In the Epiphany of 1955, Giovanni Battista Montini makes his entry into Milan as archbishop. After some time, he asks the superior general mother Angiolina Reali for a sister as a help in his secretariat to finish the huge quantity of correspondence and to respond to telegrams, greetings, letters written to him as a sign of affection, esteem and prayer. As it was not possible to take away a sister-teacher, being very exacting scholastic months, Mother sends Sr. Emmapaola, shortly a member in the community of Milan, «Istituto scolastico Maria Immacolata» in Via Amadeo, novice ‘vested’ (it was the second year of novitiate), but capable of fulfilling the task that was being assigned to her.

She relates:
Thus this young sister, still a novice, finds herself sharing for some months the office of the secretariat of the archbishop. Every day she used to arrive with trepidation in her place of work and meet the one who would have become our Cardinal Protector and then Pope… It was a magnificent experience. Her apprehensive closeness towards Archbishop soon changed into well-being. His Excellence was humble, gentle, very respectful. Grateful for the activity that he was guiding with few words, often noted on the margin of the card, he was trustful that his ‘scribbler’ would have maintained the secrecy in front of any delicate situation… And the novice was amazed that a man so great would place himself with such simplicity and modesty at the level of a small woman…

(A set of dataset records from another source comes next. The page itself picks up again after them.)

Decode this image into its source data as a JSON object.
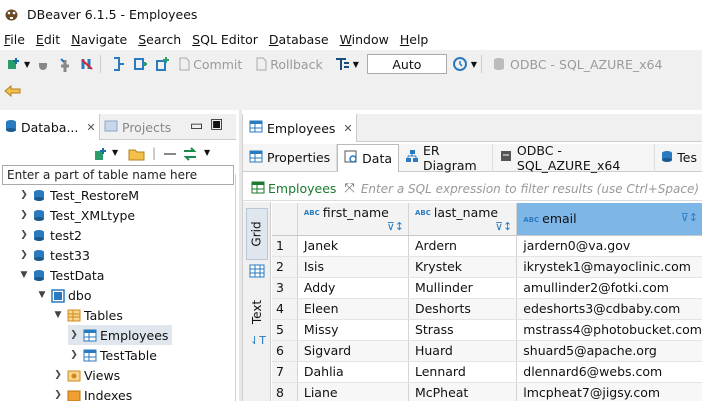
{
  "window": {
    "title": "DBeaver 6.1.5 - Employees"
  },
  "menu": [
    {
      "u": "F",
      "rest": "ile"
    },
    {
      "u": "E",
      "rest": "dit"
    },
    {
      "u": "N",
      "rest": "avigate"
    },
    {
      "u": "S",
      "rest": "earch"
    },
    {
      "u": "S",
      "rest": "QL Editor"
    },
    {
      "u": "D",
      "rest": "atabase"
    },
    {
      "u": "W",
      "rest": "indow"
    },
    {
      "u": "H",
      "rest": "elp"
    }
  ],
  "toolbar": {
    "commit": "Commit",
    "rollback": "Rollback",
    "mode": "Auto",
    "connection": "ODBC - SQL_AZURE_x64"
  },
  "left": {
    "tab_db": "Databa...",
    "tab_projects": "Projects",
    "filter_placeholder": "Enter a part of table name here",
    "tree": [
      {
        "label": "Test_RestoreM"
      },
      {
        "label": "Test_XMLtype"
      },
      {
        "label": "test2"
      },
      {
        "label": "test33"
      },
      {
        "label": "TestData"
      },
      {
        "label": "dbo"
      },
      {
        "label": "Tables"
      },
      {
        "label": "Employees"
      },
      {
        "label": "TestTable"
      },
      {
        "label": "Views"
      },
      {
        "label": "Indexes"
      }
    ]
  },
  "editor": {
    "tab": "Employees",
    "subtabs": [
      "Properties",
      "Data",
      "ER Diagram",
      "ODBC - SQL_AZURE_x64",
      "Tes"
    ],
    "filter_label": "Employees",
    "filter_placeholder": "Enter a SQL expression to filter results (use Ctrl+Space)",
    "vtab_grid": "Grid",
    "vtab_text": "Text",
    "columns": [
      "first_name",
      "last_name",
      "email"
    ],
    "rows": [
      [
        "1",
        "Janek",
        "Ardern",
        "jardern0@va.gov"
      ],
      [
        "2",
        "Isis",
        "Krystek",
        "ikrystek1@mayoclinic.com"
      ],
      [
        "3",
        "Addy",
        "Mullinder",
        "amullinder2@fotki.com"
      ],
      [
        "4",
        "Eleen",
        "Deshorts",
        "edeshorts3@cdbaby.com"
      ],
      [
        "5",
        "Missy",
        "Strass",
        "mstrass4@photobucket.com"
      ],
      [
        "6",
        "Sigvard",
        "Huard",
        "shuard5@apache.org"
      ],
      [
        "7",
        "Dahlia",
        "Lennard",
        "dlennard6@webs.com"
      ],
      [
        "8",
        "Liane",
        "McPheat",
        "lmcpheat7@jigsy.com"
      ]
    ]
  },
  "colors": {
    "accent": "#2a7abf",
    "selected_header": "#7eb6e8",
    "filter_green": "#1a7a2e"
  }
}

During the following years, I was able to meet again some times the cardinal, but for a short while. Nevertheless, on the vigil of my perpetual profession I received a rosary from him, along with a card written by his own hand, in which he affirmed that he had received it as a gift from pope John XXIII. I conserve it to this day as a sign, as well as a relique. He reminds me that the force of detachment of an object so dear to him because of its provenance, is what makes it very precious even more than its monetary value. It is the sign of the flowing of love in charity towards the other.